The first MyMedicare-exclusive incentive payment has sparked frustration, but how does it compare to the current practice incentive payment?
MyMedicare’s first big-boy cash incentive has been unveiled, and GPs are resoundingly underwhelmed.
Set to replace the current Practice Incentive Program – GP Aged Care Access Initiative incentive payment at some point next year, GPs will receive $300 per year for every residential aged care patient they register.
“Practices registered for MyMedicare will be paid incentives to provide their registered patients in aged care with regular visits and care planning,” Health Minister Mark Butler told the Committee for Economic Development of Australia.
“The development of the funding package for that group has been worked through with stakeholders and can now be announced.
“The incentives include $300 per patient, per year to be paid quarterly to the GP, and $130 per patient, per year to be paid quarterly to the practice.”
All payments are made on top of existing MBS rebates and will be scaled for rurality.
#MyMedicare— QLDCountry GP (@QLDCountryGP) November 22, 2023
A sign of things to come.
Just announced that the My #Medicare payment for aged care GPs will be $75 per quarter per resident.
Anyone who does this work knows how inadequate that is.
Interested to see what @stephenjduckett and others think of this?
RACGP president Dr Nicole Higgins told The Medical Republic that the college supports additional funding for aged care but would wait to see the finer details before giving its support.
“One of the biggest concerns I had was that it would be tied to bulk billing, and it’s not,” she said.

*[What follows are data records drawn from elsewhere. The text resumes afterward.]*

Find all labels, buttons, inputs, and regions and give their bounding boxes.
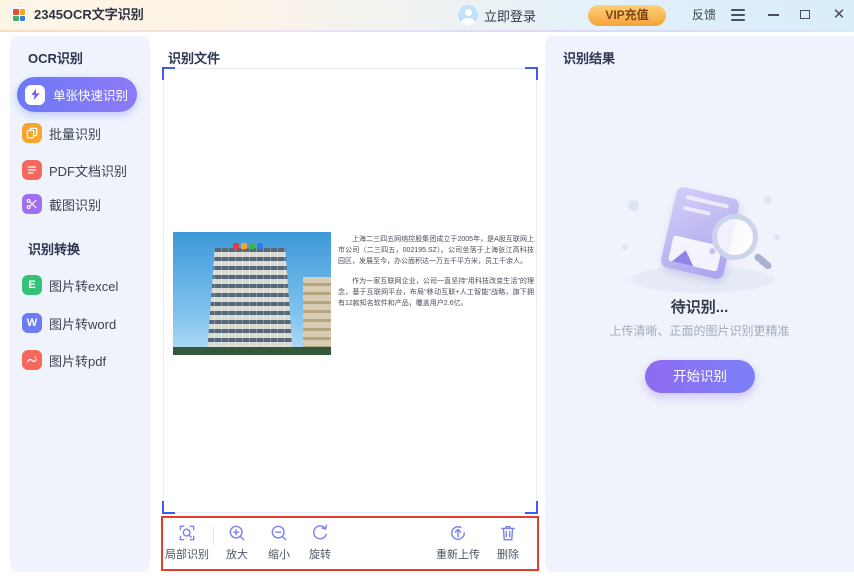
sidebar-item-batch-recognize[interactable]: 批量识别	[22, 121, 142, 145]
sidebar-item-label: PDF文档识别	[49, 161, 127, 180]
trees-graphic	[173, 347, 331, 355]
sidebar-section-ocr: OCR识别	[28, 48, 83, 67]
zoom-out-icon	[269, 523, 289, 543]
trash-icon	[498, 523, 518, 543]
corner-bracket-icon	[162, 67, 175, 80]
uploaded-image-building-photo	[173, 232, 331, 355]
sidebar-item-image-to-pdf[interactable]: 图片转pdf	[22, 348, 142, 372]
corner-bracket-icon	[162, 501, 175, 514]
rotate-button[interactable]: 旋转	[290, 523, 350, 563]
recognize-file-title: 识别文件	[168, 48, 220, 67]
recognize-result-title: 识别结果	[563, 48, 615, 67]
word-icon: W	[22, 313, 42, 333]
document-paragraph: 上海二三四五网络控股集团成立于2005年，是A股互联网上市公司（二三四五，002…	[338, 234, 534, 267]
close-button[interactable]: ✕	[826, 0, 852, 30]
vip-recharge-button[interactable]: VIP充值	[588, 5, 666, 26]
login-button[interactable]: 立即登录	[458, 0, 536, 30]
feedback-button[interactable]: 反馈	[692, 0, 716, 30]
sidebar-section-convert: 识别转换	[28, 239, 80, 258]
document-paragraph: 作为一家互联网企业，公司一直坚持“用科技改变生活”的理念，基于互联网平台，布局“…	[338, 276, 534, 309]
sidebar-item-screenshot-recognize[interactable]: 截图识别	[22, 192, 142, 216]
pdf-wave-icon	[22, 350, 42, 370]
sidebar-item-image-to-excel[interactable]: E 图片转excel	[22, 273, 142, 297]
delete-button[interactable]: 删除	[478, 523, 538, 563]
titlebar-divider	[0, 30, 854, 32]
minimize-button[interactable]	[760, 0, 786, 30]
sidebar-item-single-fast-recognize[interactable]: 单张快速识别	[17, 77, 137, 112]
sidebar-item-label: 批量识别	[49, 124, 101, 143]
rotate-icon	[310, 523, 330, 543]
rooftop-logo-graphic	[233, 243, 263, 249]
partial-recognize-icon	[177, 523, 197, 543]
sidebar	[10, 36, 150, 572]
login-label: 立即登录	[484, 6, 536, 25]
maximize-button[interactable]	[792, 0, 818, 30]
excel-icon: E	[22, 275, 42, 295]
building-graphic	[207, 248, 293, 355]
uploaded-document-text: 上海二三四五网络控股集团成立于2005年，是A股互联网上市公司（二三四五，002…	[338, 234, 534, 318]
bolt-icon	[25, 85, 45, 105]
corner-bracket-icon	[525, 501, 538, 514]
sidebar-item-pdf-recognize[interactable]: PDF文档识别	[22, 158, 142, 182]
empty-state-illustration	[622, 192, 782, 294]
user-avatar-icon	[458, 5, 478, 25]
sidebar-item-label: 图片转pdf	[49, 351, 106, 370]
hint-text: 上传清晰、正面的图片识别更精准	[545, 322, 854, 339]
side-building-graphic	[303, 277, 331, 349]
re-upload-icon	[448, 523, 468, 543]
sidebar-item-label: 截图识别	[49, 195, 101, 214]
menu-icon[interactable]	[731, 9, 745, 21]
app-logo-icon	[10, 6, 28, 24]
copy-icon	[22, 123, 42, 143]
app-title: 2345OCR文字识别	[34, 0, 144, 30]
sidebar-item-image-to-word[interactable]: W 图片转word	[22, 311, 142, 335]
sidebar-item-label: 单张快速识别	[53, 85, 128, 104]
zoom-in-icon	[227, 523, 247, 543]
magnifier-icon	[712, 214, 758, 260]
magnifier-handle	[753, 252, 773, 270]
corner-bracket-icon	[525, 67, 538, 80]
sidebar-item-label: 图片转excel	[49, 276, 118, 295]
sidebar-item-label: 图片转word	[49, 314, 116, 333]
start-recognize-button[interactable]: 开始识别	[645, 360, 755, 393]
document-lines-icon	[22, 160, 42, 180]
status-text: 待识别...	[545, 296, 854, 317]
scissors-icon	[22, 194, 42, 214]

“So that’s been that’s a good outcome and I think that’s really important for GPs so that they can continue to see aged care patients, even though we know that they’re continuing to subsidise care.”
Earnings per patient/consult
The key difference between the aged care PIP and the MyMedicare incentive is that where the PIP is based on minimum activity, MyMedicare works on a per-person basis.
It’s not clear yet whether a required minimum level of service will be attached to the MyMedicare incentive or how the government will ensure GPs follow through on providing services to their registered aged care patients.
Because they’re based on different units – number of services vs number of patients – it’s hard to directly compare the two incentive payments.
The PIP had four payment tiers: GPs who performed 60 to 99 eligible services earned $2000, those who did 100 to 139 got $4500, those who did 140 to 179 got $7000 and those who did more than 180 got $10,000.
Breaking this down further, doing 60 services meant an additional $33.33 per service, doing 100 services worked out to getting an extra $45 per service, doing 140 worked out to an extra $50 per service and doing 180 worked out to an extra $55.56 per service.
Basically, each time a GP jumped up a tier, the incentive per service got bigger.
This doesn’t appear to be the case for MyMedicare, which is understood to just be a flat $300 per patient.
Under the aged care PIP, the Tier 1a payment of $2000 was only paid out once a GP had performed at least 60 eligible services.
A GP who did 59 aged care services or less therefore received nothing.
That would change under MyMedicare – all GPs who do aged care work will be able to get extra funding, so long as the patient is registered.
This could work out as a boon for GPs who have very few patients in residential aged care and therefore may not have qualified for the PIP in the past.
One only needs to register seven patients in order to make more than $2000.
Under the PIP system, GPs were able to earn a maximum of $10,000 per year.
It’s not clear yet whether there will be a cap on the number of aged care patients each practice can register under MyMedicare.
In order to make the same maximum amount of money as the PIP, each GP would have to register 34 residential aged care patients.